An epileptic dog will have repeated seizures. A seizure in a dog occurs when the brain misfires and sends conflicting signals to the body. As a result, the dog loses control of their body and usually twitches and convulses on the floor.
They may have one or a cluster of numerous seizures every few days, weeks, or even months. There may not be any pattern to the seizures onset or there may be a trigger, depending on the disease.
Epilepsy can be an inherited problem (particularly in certain pure breeds), or it can be an acquired problem from trauma, infection, metabolic disease, cancer, or anything that changes the brain’s biochemistry.
One of the most common issues with the nervous system is trauma. Injury to the brain, the spinal cord, or the peripheral nerves can cause irreparable damage. Trauma to the spinal cord can cause paralysis or just weakness in one leg, both hind legs or even all four legs.
Any injury should be dealt with carefully. If you are unsure how serious the injury is, take the dog to the vet. Keep them from moving around and panicking; do not let them hurt themselves more as they are frightened.
4. Meningitis and Encephalitis
Inflammation of the brain is called encephalitis. Inflammation of the tissues surrounding the brain is called meningitis. They can occur separately or together, but both can cause neurological problems and can be dangerous. The inflammation can be a result of (but not limited to) trauma, bacteria, viruses, and genetics.
The signs of meningitis or encephalitis can be vague and hard to pinpoint. Often the inflammation is widespread and can look like other diseases. Especially, because it is so difficult to test the nervous system directly it may be difficult to diagnose it.
Rabies is a deadly disease that infects mammals, including dogs and humans. It is caused by a virus that infects the nervous systems and usually starts with behavioral changes that progress to complete paralysis and death.
Rabies is not common in dogs where the country has widespread vaccination programs, like the United States. However, it is still taken seriously when strange dogs bite because their vaccination history is unknown.
6. Vestibular Disease
The vestibular system is a complex sensory system that helps an animal orient its body in space; it also helps with balance and keeping everything upright and stable. The system itself is contained within the skull, right by the ears, working to create balance.
Problems with the vestibular system cause a loss of balance so the dog struggles to stay upright and remain oriented in space.
7. Loss of Vision or Hearing
Problems with both vision and hearing are common in dogs, but they are difficult to pinpoint and classify. We all might be surprised to know just how many dogs struggle to see or hear clearly. Usually, if they can see or hear enough, they can muddle along without any real loss of quality of life.
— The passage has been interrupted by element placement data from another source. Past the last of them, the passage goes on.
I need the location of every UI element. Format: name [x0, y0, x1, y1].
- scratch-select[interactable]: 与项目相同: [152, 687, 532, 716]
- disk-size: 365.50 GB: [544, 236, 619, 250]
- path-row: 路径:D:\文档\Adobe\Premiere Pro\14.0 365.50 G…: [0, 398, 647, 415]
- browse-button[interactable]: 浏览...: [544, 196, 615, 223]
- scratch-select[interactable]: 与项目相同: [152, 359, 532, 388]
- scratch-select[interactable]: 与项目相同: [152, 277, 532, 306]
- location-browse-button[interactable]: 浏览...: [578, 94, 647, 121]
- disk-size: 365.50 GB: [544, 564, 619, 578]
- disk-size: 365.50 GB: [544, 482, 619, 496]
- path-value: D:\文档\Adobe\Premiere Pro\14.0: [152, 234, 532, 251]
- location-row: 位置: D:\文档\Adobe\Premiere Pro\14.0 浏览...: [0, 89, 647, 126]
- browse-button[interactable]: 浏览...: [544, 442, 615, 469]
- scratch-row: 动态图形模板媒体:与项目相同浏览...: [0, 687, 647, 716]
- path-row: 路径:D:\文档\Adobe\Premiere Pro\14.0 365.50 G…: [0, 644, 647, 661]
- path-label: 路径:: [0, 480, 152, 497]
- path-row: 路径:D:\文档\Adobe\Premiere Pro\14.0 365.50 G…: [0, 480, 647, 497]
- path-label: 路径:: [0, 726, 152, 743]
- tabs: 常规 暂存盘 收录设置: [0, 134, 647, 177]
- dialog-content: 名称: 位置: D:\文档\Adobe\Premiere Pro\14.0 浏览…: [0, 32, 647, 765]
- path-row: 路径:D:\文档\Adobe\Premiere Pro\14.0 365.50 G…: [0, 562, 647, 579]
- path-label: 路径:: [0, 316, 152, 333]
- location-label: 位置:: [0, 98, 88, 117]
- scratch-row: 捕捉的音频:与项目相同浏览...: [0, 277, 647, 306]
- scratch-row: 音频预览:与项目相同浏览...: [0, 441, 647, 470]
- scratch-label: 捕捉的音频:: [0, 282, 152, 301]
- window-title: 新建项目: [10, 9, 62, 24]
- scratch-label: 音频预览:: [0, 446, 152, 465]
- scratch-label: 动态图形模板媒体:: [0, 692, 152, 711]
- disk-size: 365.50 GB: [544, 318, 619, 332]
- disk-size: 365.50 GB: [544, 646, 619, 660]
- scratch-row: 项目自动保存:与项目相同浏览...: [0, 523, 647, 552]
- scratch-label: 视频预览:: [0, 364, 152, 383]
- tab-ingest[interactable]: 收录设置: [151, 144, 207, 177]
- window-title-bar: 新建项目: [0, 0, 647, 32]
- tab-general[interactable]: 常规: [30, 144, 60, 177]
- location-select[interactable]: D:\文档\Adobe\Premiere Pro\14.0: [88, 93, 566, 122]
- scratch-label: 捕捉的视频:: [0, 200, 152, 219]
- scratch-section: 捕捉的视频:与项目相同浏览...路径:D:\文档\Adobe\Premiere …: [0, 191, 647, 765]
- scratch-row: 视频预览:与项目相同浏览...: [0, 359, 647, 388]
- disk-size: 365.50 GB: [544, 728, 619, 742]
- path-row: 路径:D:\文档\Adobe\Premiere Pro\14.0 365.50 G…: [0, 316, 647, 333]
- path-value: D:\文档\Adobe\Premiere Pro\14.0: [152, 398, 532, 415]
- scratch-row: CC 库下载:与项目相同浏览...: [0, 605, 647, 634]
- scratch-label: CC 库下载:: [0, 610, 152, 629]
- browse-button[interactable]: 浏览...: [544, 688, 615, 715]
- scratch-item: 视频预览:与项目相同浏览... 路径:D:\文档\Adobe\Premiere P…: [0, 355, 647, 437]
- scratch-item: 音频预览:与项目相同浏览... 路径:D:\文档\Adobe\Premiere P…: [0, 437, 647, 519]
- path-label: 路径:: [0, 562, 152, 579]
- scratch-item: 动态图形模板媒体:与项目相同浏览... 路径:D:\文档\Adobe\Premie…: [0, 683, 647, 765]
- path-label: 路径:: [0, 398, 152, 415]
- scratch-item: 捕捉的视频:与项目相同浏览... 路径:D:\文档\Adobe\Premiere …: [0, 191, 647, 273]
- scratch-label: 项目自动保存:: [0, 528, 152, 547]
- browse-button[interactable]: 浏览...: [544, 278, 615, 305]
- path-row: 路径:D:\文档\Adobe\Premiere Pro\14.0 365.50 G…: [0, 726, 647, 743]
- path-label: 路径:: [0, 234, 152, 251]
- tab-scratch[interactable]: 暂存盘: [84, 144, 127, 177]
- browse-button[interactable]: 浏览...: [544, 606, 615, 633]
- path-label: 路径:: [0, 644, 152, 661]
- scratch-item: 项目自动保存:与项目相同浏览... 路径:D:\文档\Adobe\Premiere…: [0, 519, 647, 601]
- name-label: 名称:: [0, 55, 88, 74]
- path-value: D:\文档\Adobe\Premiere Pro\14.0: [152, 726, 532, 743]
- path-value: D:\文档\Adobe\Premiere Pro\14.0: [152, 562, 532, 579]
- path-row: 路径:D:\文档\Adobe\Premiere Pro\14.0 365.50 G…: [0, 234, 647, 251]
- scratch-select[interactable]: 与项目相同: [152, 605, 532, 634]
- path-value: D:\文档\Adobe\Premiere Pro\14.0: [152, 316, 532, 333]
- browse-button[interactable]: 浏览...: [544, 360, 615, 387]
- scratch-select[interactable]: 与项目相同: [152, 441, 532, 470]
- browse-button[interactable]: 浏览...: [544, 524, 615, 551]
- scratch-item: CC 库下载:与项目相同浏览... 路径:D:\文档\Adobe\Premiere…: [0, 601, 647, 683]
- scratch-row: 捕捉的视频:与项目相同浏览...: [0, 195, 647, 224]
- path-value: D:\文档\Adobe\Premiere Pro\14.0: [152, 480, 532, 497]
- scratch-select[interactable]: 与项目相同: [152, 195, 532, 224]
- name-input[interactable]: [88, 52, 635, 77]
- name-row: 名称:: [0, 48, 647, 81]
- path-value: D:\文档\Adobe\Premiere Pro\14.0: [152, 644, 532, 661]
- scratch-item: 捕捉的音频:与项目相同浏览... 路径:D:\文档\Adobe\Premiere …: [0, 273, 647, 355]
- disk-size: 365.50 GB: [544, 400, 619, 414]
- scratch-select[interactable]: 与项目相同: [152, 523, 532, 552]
Since we can’t ask them, knowing if there are issues with vision or hear is difficult. Even our clinical tests can be unreliable because dogs are so good at adapting and responding strangely to the vet anyway.
However, both a loss of vision and hearing can be a sign of other problems, which need to be sorted out to prevent other problems. For example, a loss of eyesight can be a problem caused by undiagnosed or uncontrolled diabetes, so always get your dog checked.
This article gave you a solid foundation to neurological issues and signs of a problem. With a system as complex as the nervous system, it is difficult to describe all the signs, problems, and diseases a dog could possibly have. A veterinarian will be able to help you start to unwind your own dog’s complex problems. And it might be helpful to get a neurologist—a vet that specializes in neurology—to help as well.
Finding just the right treatment for your own dog’s problems is the trick to good veterinary medicine.